Realising that you've made a terrible mistake when building a system using the architecture you designed 6 months ago is a rite of passage, it is the process: every vision you have today for how your system will work is probably going to be wrong 6 months from now. That's completely normal, you will learn more about how your system should work in 1 month of building than you would in 6 months of planning.
Try to take a step back from thinking about architecture. One of the biggest dangers when working on an early stage technology product is committing yourself to a technical direction that then dictates the product direction. If, for example, you decide today to build a system that in which clients self-host the database that your code accesses, and then you decide you want to build a feature that requires 10x as many queries to the database, oops, you can't build that, because it would require your clients upgrade their self-hosted database resources, and getting them to do that will be all but impossible.
If you want to share more about your idea, I can outline some ideas about how I might approach building it in a cheap way that allows for validating the idea. There are exceptions but nowadays, given the maturity of the software development space, most ideas can be built and launched to validate with real customers in 1 month. If your vision for how you'll build something requires, 3, 6 or 12 months to get customers using it, it's probably over complicated.
Customer Managed Keys - You have everything encrypted in your database via a key the customer has. You request (likely automated) that key every time you process the data. They can revoke at any point, and have an audit log of every access.

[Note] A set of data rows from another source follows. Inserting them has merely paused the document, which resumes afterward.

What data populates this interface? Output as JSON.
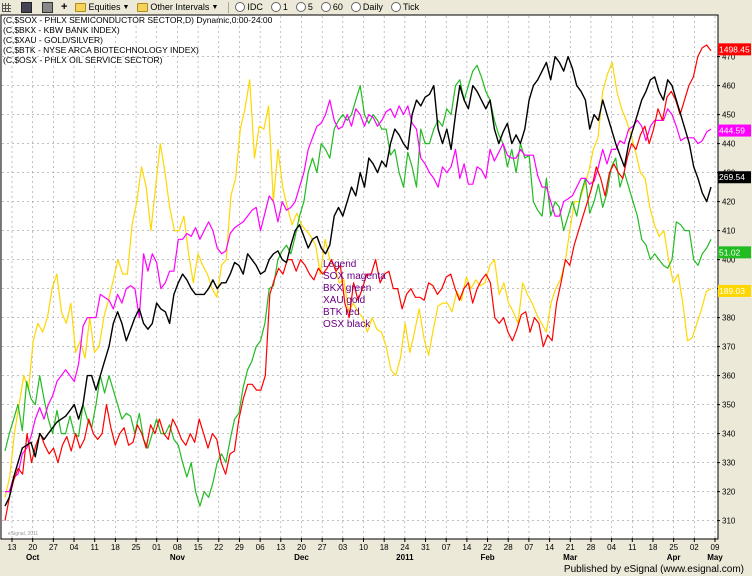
{
  "toolbar": {
    "items": [
      "Equities",
      "Other Intervals",
      "IDC",
      "1",
      "5",
      "60",
      "Daily",
      "Tick"
    ]
  },
  "header_lines": [
    "(C,$SOX - PHLX SEMICONDUCTOR SECTOR,D) Dynamic,0:00-24:00",
    "(C,$BKX - KBW BANK INDEX)",
    "(C,$XAU - GOLD/SILVER)",
    "(C,$BTK - NYSE ARCA BIOTECHNOLOGY INDEX)",
    "(C,$OSX - PHLX OIL SERVICE SECTOR)"
  ],
  "footer": "Published by eSignal (www.esignal.com)",
  "watermark": "eSignal, 2011",
  "chart_data": {
    "type": "line",
    "ylim": [
      304,
      484
    ],
    "y_ticks": [
      310,
      320,
      330,
      340,
      350,
      360,
      370,
      380,
      390,
      400,
      410,
      420,
      430,
      440,
      450,
      460,
      470
    ],
    "x_day_labels": [
      "13",
      "20",
      "27",
      "04",
      "11",
      "18",
      "25",
      "01",
      "08",
      "15",
      "22",
      "29",
      "06",
      "13",
      "20",
      "27",
      "03",
      "10",
      "18",
      "24",
      "31",
      "07",
      "14",
      "22",
      "28",
      "07",
      "14",
      "21",
      "28",
      "04",
      "11",
      "18",
      "25",
      "02",
      "09"
    ],
    "x_month_labels": [
      "Oct",
      "Nov",
      "Dec",
      "2011",
      "Feb",
      "Mar",
      "Apr",
      "May"
    ],
    "grid": true,
    "legend": {
      "title": "Legend",
      "entries": [
        {
          "text": "SOX magenta",
          "color": "#ff00ff"
        },
        {
          "text": "BKX green",
          "color": "#22bb22"
        },
        {
          "text": "XAU gold",
          "color": "#ffd700"
        },
        {
          "text": "BTK red",
          "color": "#ff0000"
        },
        {
          "text": "OSX black",
          "color": "#000000"
        }
      ]
    },
    "last_value_tags": [
      {
        "text": "1498.45",
        "color": "#ff0000",
        "text_color": "#ffffff"
      },
      {
        "text": "444.59",
        "color": "#ff00ff",
        "text_color": "#ffffff"
      },
      {
        "text": "269.54",
        "color": "#000000",
        "text_color": "#ffffff"
      },
      {
        "text": "51.02",
        "color": "#22bb22",
        "text_color": "#ffffff"
      },
      {
        "text": "189.03",
        "color": "#ffd700",
        "text_color": "#ffffff"
      }
    ],
    "series": [
      {
        "name": "SOX",
        "color": "#ff00ff",
        "values": [
          320,
          320,
          325,
          326,
          333,
          335,
          339,
          345,
          349,
          345,
          350,
          353,
          358,
          360,
          362,
          360,
          358,
          364,
          377,
          380,
          380,
          380,
          388,
          387,
          386,
          383,
          388,
          385,
          390,
          391,
          390,
          380,
          402,
          396,
          402,
          399,
          390,
          392,
          396,
          396,
          407,
          407,
          409,
          408,
          411,
          407,
          410,
          413,
          410,
          404,
          402,
          403,
          409,
          411,
          412,
          413,
          415,
          417,
          418,
          410,
          416,
          422,
          420,
          413,
          420,
          417,
          418,
          420,
          425,
          430,
          438,
          442,
          446,
          447,
          450,
          455,
          448,
          445,
          446,
          450,
          446,
          452,
          450,
          446,
          450,
          449,
          446,
          448,
          451,
          452,
          449,
          453,
          450,
          453,
          447,
          445,
          435,
          433,
          430,
          428,
          425,
          432,
          430,
          432,
          438,
          428,
          433,
          426,
          426,
          432,
          431,
          428,
          438,
          434,
          437,
          440,
          436,
          435,
          435,
          438,
          436,
          436,
          436,
          429,
          425,
          425,
          420,
          415,
          415,
          420,
          421,
          422,
          425,
          428,
          428,
          426,
          427,
          432,
          438,
          433,
          438,
          438,
          441,
          440,
          445,
          446,
          448,
          446,
          441,
          446,
          448,
          448,
          448,
          452,
          450,
          446,
          441,
          442,
          442,
          442,
          440,
          441,
          444,
          445
        ]
      },
      {
        "name": "BKX",
        "color": "#22bb22",
        "values": [
          334,
          340,
          345,
          350,
          341,
          358,
          352,
          350,
          360,
          352,
          345,
          340,
          348,
          340,
          340,
          346,
          340,
          339,
          350,
          345,
          342,
          350,
          360,
          354,
          360,
          355,
          350,
          345,
          347,
          346,
          340,
          347,
          338,
          335,
          340,
          345,
          340,
          340,
          343,
          338,
          336,
          330,
          325,
          330,
          320,
          315,
          320,
          318,
          323,
          330,
          333,
          330,
          338,
          345,
          347,
          356,
          362,
          365,
          370,
          372,
          378,
          390,
          391,
          400,
          403,
          405,
          402,
          408,
          415,
          420,
          430,
          435,
          430,
          440,
          438,
          435,
          445,
          448,
          450,
          448,
          450,
          455,
          460,
          450,
          447,
          450,
          448,
          445,
          445,
          436,
          438,
          430,
          425,
          437,
          432,
          425,
          445,
          440,
          440,
          445,
          448,
          446,
          452,
          450,
          460,
          462,
          455,
          460,
          465,
          467,
          463,
          458,
          455,
          448,
          443,
          440,
          432,
          438,
          430,
          440,
          435,
          436,
          420,
          417,
          415,
          428,
          415,
          420,
          418,
          410,
          415,
          420,
          415,
          423,
          428,
          416,
          420,
          426,
          418,
          423,
          432,
          435,
          425,
          430,
          425,
          420,
          415,
          407,
          405,
          400,
          402,
          400,
          398,
          397,
          400,
          413,
          412,
          410,
          410,
          400,
          398,
          402,
          404,
          407
        ]
      },
      {
        "name": "XAU",
        "color": "#ffd700",
        "values": [
          318,
          325,
          340,
          350,
          360,
          355,
          372,
          378,
          375,
          380,
          390,
          395,
          382,
          378,
          385,
          368,
          372,
          366,
          380,
          368,
          370,
          380,
          386,
          393,
          400,
          395,
          395,
          412,
          420,
          432,
          425,
          410,
          425,
          440,
          430,
          418,
          410,
          410,
          415,
          402,
          392,
          402,
          398,
          395,
          390,
          387,
          398,
          400,
          422,
          428,
          445,
          452,
          462,
          435,
          446,
          445,
          453,
          420,
          438,
          425,
          418,
          412,
          416,
          412,
          410,
          408,
          405,
          395,
          407,
          400,
          398,
          392,
          393,
          382,
          385,
          382,
          380,
          375,
          380,
          376,
          375,
          370,
          362,
          360,
          366,
          378,
          368,
          375,
          383,
          373,
          367,
          376,
          384,
          385,
          385,
          382,
          389,
          386,
          394,
          390,
          393,
          391,
          392,
          398,
          400,
          388,
          392,
          385,
          382,
          378,
          392,
          388,
          385,
          381,
          378,
          375,
          385,
          390,
          393,
          399,
          410,
          420,
          420,
          425,
          430,
          438,
          442,
          458,
          464,
          468,
          458,
          452,
          448,
          443,
          437,
          430,
          428,
          418,
          412,
          408,
          410,
          400,
          392,
          395,
          385,
          372,
          373,
          378,
          383,
          389,
          390
        ]
      },
      {
        "name": "BTK",
        "color": "#ff0000",
        "values": [
          310,
          318,
          324,
          328,
          326,
          340,
          330,
          336,
          340,
          336,
          333,
          335,
          330,
          336,
          339,
          334,
          340,
          335,
          338,
          345,
          340,
          338,
          340,
          350,
          342,
          336,
          340,
          342,
          336,
          337,
          343,
          340,
          335,
          343,
          340,
          345,
          340,
          338,
          345,
          342,
          338,
          336,
          340,
          337,
          345,
          340,
          335,
          340,
          338,
          330,
          326,
          333,
          334,
          345,
          352,
          357,
          357,
          355,
          355,
          360,
          388,
          393,
          397,
          395,
          400,
          400,
          396,
          400,
          398,
          395,
          393,
          397,
          395,
          397,
          400,
          396,
          398,
          385,
          380,
          392,
          386,
          390,
          395,
          395,
          400,
          392,
          395,
          396,
          390,
          390,
          383,
          388,
          390,
          387,
          387,
          386,
          392,
          391,
          388,
          390,
          394,
          395,
          390,
          386,
          390,
          392,
          385,
          390,
          393,
          395,
          392,
          380,
          378,
          380,
          375,
          372,
          376,
          381,
          382,
          375,
          380,
          378,
          370,
          374,
          372,
          385,
          392,
          400,
          398,
          405,
          410,
          415,
          420,
          425,
          432,
          428,
          422,
          430,
          433,
          430,
          428,
          435,
          440,
          438,
          443,
          446,
          440,
          445,
          452,
          448,
          456,
          458,
          455,
          450,
          455,
          460,
          463,
          470,
          473,
          474,
          472
        ]
      },
      {
        "name": "OSX",
        "color": "#000000",
        "values": [
          315,
          318,
          325,
          330,
          335,
          336,
          337,
          332,
          340,
          338,
          340,
          342,
          344,
          345,
          346,
          348,
          350,
          345,
          350,
          360,
          360,
          355,
          360,
          365,
          370,
          378,
          382,
          378,
          372,
          376,
          380,
          383,
          378,
          376,
          378,
          385,
          383,
          382,
          378,
          388,
          392,
          395,
          393,
          390,
          388,
          388,
          388,
          390,
          393,
          390,
          392,
          392,
          395,
          399,
          398,
          395,
          402,
          400,
          398,
          395,
          396,
          400,
          402,
          403,
          400,
          399,
          405,
          410,
          412,
          408,
          404,
          407,
          408,
          404,
          402,
          405,
          415,
          418,
          415,
          420,
          425,
          422,
          430,
          425,
          435,
          433,
          430,
          434,
          432,
          440,
          445,
          443,
          440,
          438,
          450,
          455,
          453,
          456,
          457,
          460,
          445,
          440,
          445,
          438,
          450,
          460,
          455,
          452,
          460,
          458,
          455,
          452,
          455,
          445,
          440,
          444,
          447,
          440,
          443,
          440,
          445,
          455,
          460,
          462,
          465,
          468,
          462,
          470,
          468,
          465,
          470,
          466,
          460,
          458,
          455,
          445,
          450,
          448,
          455,
          450,
          445,
          440,
          436,
          432,
          440,
          445,
          450,
          455,
          458,
          462,
          463,
          458,
          455,
          462,
          460,
          455,
          450,
          445,
          440,
          432,
          428,
          423,
          420,
          425
        ]
      }
    ]
  }
}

Self Hosting - Let the customer host your solution themselves or automate spinning up a cloud environment for them that they have full control over.
Both are kind of a pain to implement, but that lets you charge more for these enterprise features.
The visualization about halfway down https://www.anjuna.io/solution/secure-ai (my employer) is an example of the self-hosted flavor of this. Happy to discuss deeper, my contact info is in my bio.
Deleted Comment
Isn't that O(n)? Is there a typo or am I missing something?
(for my business, anyway) I've found this wording to be enough for bigger customers:
Data is stored on AWS RDS, encrypted at rest by an industry standard AES-256 encryption algorithm (more on that here: https://aws.amazon.com/rds/features/security/)
The data accessed by the app is not encrypted, you can still work on the data as you would usually do. It's mostly a compliance thing. Not sure what level of security it _actually_ brings to the data itself, but most companies are okay with "encryption at rest".
I’ve enjoyed building on nitro myself and most things should run in it just fine, just need to build the networking vsock proxy into the nitro image for anything that needs networking (such as DB, where you store the encrypted at rest data).
Because for enterprise clients they're going to want their own database. Which has it's own licensing and operating costs - that you should be building into your price. And since they will have their own database it can be encrypted with a key that is unique to them.
For small business customers, a shared database is the only way to stay profitable.
This idea (customer owns the data, code is deployed next to the data, data never leaves customer perimeter) is the exact use case for the native application framework:
https://docs.snowflake.com/en/developer-guide/native-apps/na...
It’s not clear what the core problem is. Are they contractually or by law obligated to comply with security/privacy requirements? Are they afraid you’ll misuse their data (steal their business, etc).
If you can be explicit about what “hate” means, you can find a solution, or decide this is not a potential customer.